Russia is the country of Chekhov, Dostoevsky, Solzhenitzyn, and countless other brilliant, soul-filled writers with hard to spell names. It is also the country of the Siberian tiger, of famous bears, and of at least nine native breeds of pig. And yet Americans still tend to overwhelmingly associate Russia with the Cold War (probably more because Russia is so famously cold than because of the prominent Russian involvement in that famous conflict).

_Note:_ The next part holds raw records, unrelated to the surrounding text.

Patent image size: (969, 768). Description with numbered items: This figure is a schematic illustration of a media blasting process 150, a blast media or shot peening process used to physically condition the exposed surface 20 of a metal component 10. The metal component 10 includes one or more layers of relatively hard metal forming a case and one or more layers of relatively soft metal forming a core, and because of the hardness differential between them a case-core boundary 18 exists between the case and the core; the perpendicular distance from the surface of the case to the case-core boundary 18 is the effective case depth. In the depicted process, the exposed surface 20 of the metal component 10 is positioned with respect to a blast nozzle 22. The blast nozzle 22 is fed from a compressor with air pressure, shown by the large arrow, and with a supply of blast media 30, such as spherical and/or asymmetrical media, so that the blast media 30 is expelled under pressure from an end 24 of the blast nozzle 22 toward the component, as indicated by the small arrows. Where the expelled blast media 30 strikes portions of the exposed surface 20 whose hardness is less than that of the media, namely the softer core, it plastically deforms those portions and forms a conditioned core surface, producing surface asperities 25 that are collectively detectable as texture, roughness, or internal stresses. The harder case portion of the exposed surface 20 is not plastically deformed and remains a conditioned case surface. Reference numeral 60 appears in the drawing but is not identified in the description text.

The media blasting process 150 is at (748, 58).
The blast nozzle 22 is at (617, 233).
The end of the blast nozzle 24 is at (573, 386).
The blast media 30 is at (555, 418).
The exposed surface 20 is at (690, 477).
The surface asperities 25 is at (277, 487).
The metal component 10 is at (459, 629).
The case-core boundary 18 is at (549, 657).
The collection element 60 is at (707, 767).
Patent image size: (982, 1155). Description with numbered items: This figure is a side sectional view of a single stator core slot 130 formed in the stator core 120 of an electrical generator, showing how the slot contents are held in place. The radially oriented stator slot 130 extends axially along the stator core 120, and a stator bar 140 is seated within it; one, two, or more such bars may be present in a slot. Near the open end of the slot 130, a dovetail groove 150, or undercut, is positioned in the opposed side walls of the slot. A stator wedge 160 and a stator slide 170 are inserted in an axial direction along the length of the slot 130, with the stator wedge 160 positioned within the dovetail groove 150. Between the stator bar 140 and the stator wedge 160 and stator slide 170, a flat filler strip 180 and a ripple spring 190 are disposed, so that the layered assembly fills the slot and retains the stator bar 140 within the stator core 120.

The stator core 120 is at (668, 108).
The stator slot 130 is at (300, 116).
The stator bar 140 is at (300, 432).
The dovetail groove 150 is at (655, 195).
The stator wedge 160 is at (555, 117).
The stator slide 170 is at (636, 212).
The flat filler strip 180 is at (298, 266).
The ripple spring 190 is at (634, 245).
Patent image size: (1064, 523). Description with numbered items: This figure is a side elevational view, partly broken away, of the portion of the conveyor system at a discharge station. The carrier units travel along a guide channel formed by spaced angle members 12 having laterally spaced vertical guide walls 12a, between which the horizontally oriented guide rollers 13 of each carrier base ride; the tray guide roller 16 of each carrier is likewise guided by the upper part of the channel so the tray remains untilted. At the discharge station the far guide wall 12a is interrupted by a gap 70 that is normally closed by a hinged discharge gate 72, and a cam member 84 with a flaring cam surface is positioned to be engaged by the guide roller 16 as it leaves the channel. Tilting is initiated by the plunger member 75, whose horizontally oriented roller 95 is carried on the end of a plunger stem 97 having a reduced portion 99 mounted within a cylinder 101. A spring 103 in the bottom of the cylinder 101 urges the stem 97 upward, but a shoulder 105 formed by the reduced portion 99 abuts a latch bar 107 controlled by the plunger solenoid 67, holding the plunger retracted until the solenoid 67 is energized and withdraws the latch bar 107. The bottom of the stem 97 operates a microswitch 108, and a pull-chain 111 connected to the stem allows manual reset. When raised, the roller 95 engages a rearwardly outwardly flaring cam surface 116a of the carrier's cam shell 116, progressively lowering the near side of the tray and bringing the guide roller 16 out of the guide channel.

It is time that our country move on from such simplistic understanding of former Governor Palin's next-door neighbor. We need to learn to see their most famous current political leader less as the Chechen Destroyer of fishing-picture fame (who optimistic bookies are still hoping to get into a match with California's Governator), and more as a kind and gentle man with a soft spot for kittens. We need to learn more Russian geography, about this country that stretches from sea to sea to sea to shining, frozen sea, and about its great cultural regions, like the Jewish Autonomous Oblast (a lesser-known destination for Yiddish language enthusiasts, snuggled sweetly on the border with China). We need to understand Russians as a people more interested in our first lady's gardening than in her clothes, and Russian schools as places where it's a good idea for an American President to occasionally give a commencement address.

And maybe, if we do, Russians will start to understand us, not simply as rivals, or as the home country of Coca-Cola and McDonald's, or as exporters of shallow and mindless materialism, but as...um...er...yeah.

I'll have to get back to you on that.